As can be seen, double suspensions secure stable positioning of voice coil in magnet gap. Measurements
Above frequency response measured at 0.25 meter distance, normalised for 1 meter/2.8 volts. Baffle 60 x 100 cm, driver placed 40 cm from top. Sensitivity around 89 dB/2.8V. This is a 16 Ohm driver (Re 12.2 Ohm), so sensitivity is really good. Now, this is an unusual smooth frequency response, all the way from 300 Hz to around 3.5 kHz. Some break-up modes appear around 4.5 kHz. More on this from the cumulative spectral decay plots below. Based on simulation it seems a 2nd order high-pass filter produce a 4th roll-off, and at the top a true 2nd order low-pass filter can be achieved. This is an easy driver when it comes to crossover construction and overall implementation. At least from simulation from the large baffle. How the driver behaves on a narrow baffle I can't tell. Probably not as nice as this.

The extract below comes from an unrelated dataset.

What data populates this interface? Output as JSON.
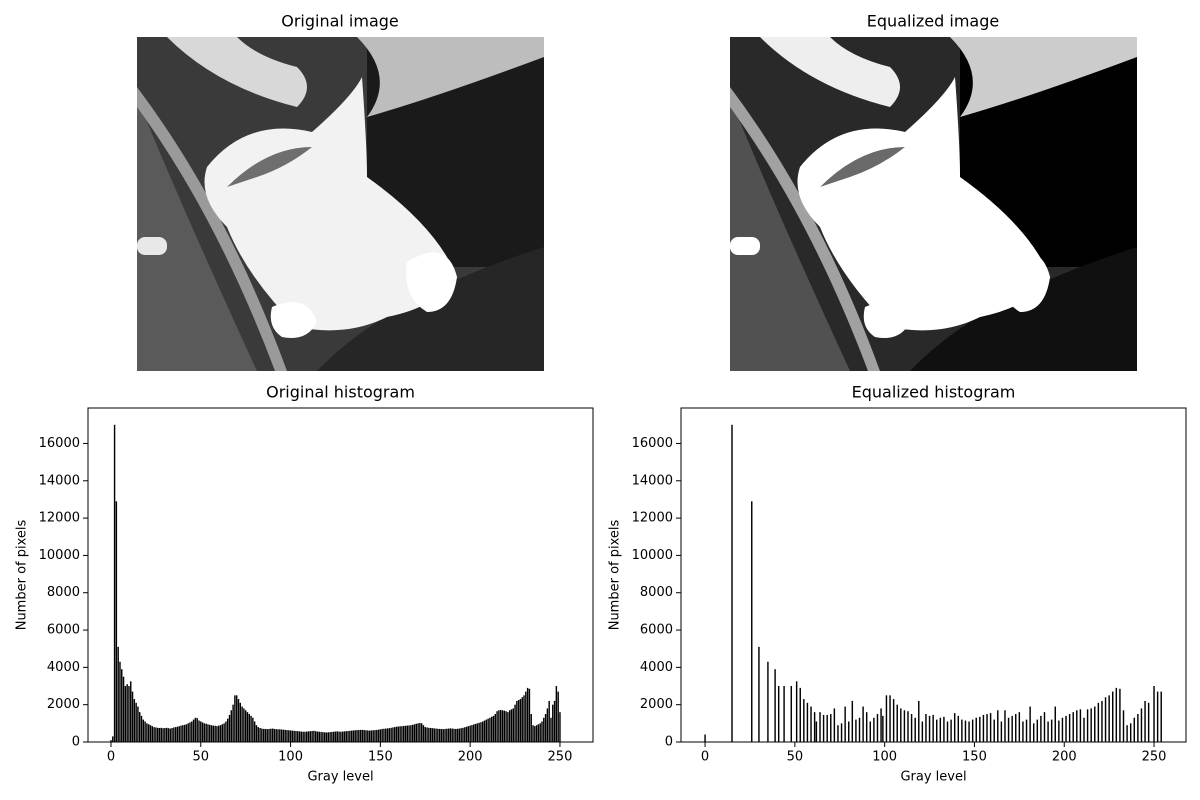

Above horizontal dispersion @ 0, 10, 20, 30 and 40 deg, off-axis. Measured at 0.5 meter distance, normalised for 1 meter, 2.8 volts. With an assumed point of crossover around 3 kHz, this is just excellent.
Above cumulative spectral decay. The lower plot displaying the resonance at 4550 Hz, not something that should bother even with a 2nd order point of crossover at 3 kHz.
Distortion measured at 2.8 V input. This dome should be well suited down to 400 Hz. Green is 2nd and blue is 3rd.
Above impedance plot displaying a huge peak at 320 Hz. Not a trace of unrest from 400 to 20000 Hz. Let's expand this graph some closer scrutiny.
Above impedance plot with a 50 Ohm scale. Still very smooth with only a small glitch around 4550 Hz. Apparently no symmetric driver is incorporated here to reduce impedance rise towards higher frequencies.
TS data retrieved from the impedance plot. Hard to do a full test from either added mass or added volume.
Just for fun I modeled my AudioTechnology 3WC with the ATC dome. Piece of cake really! Wonder how it would sound.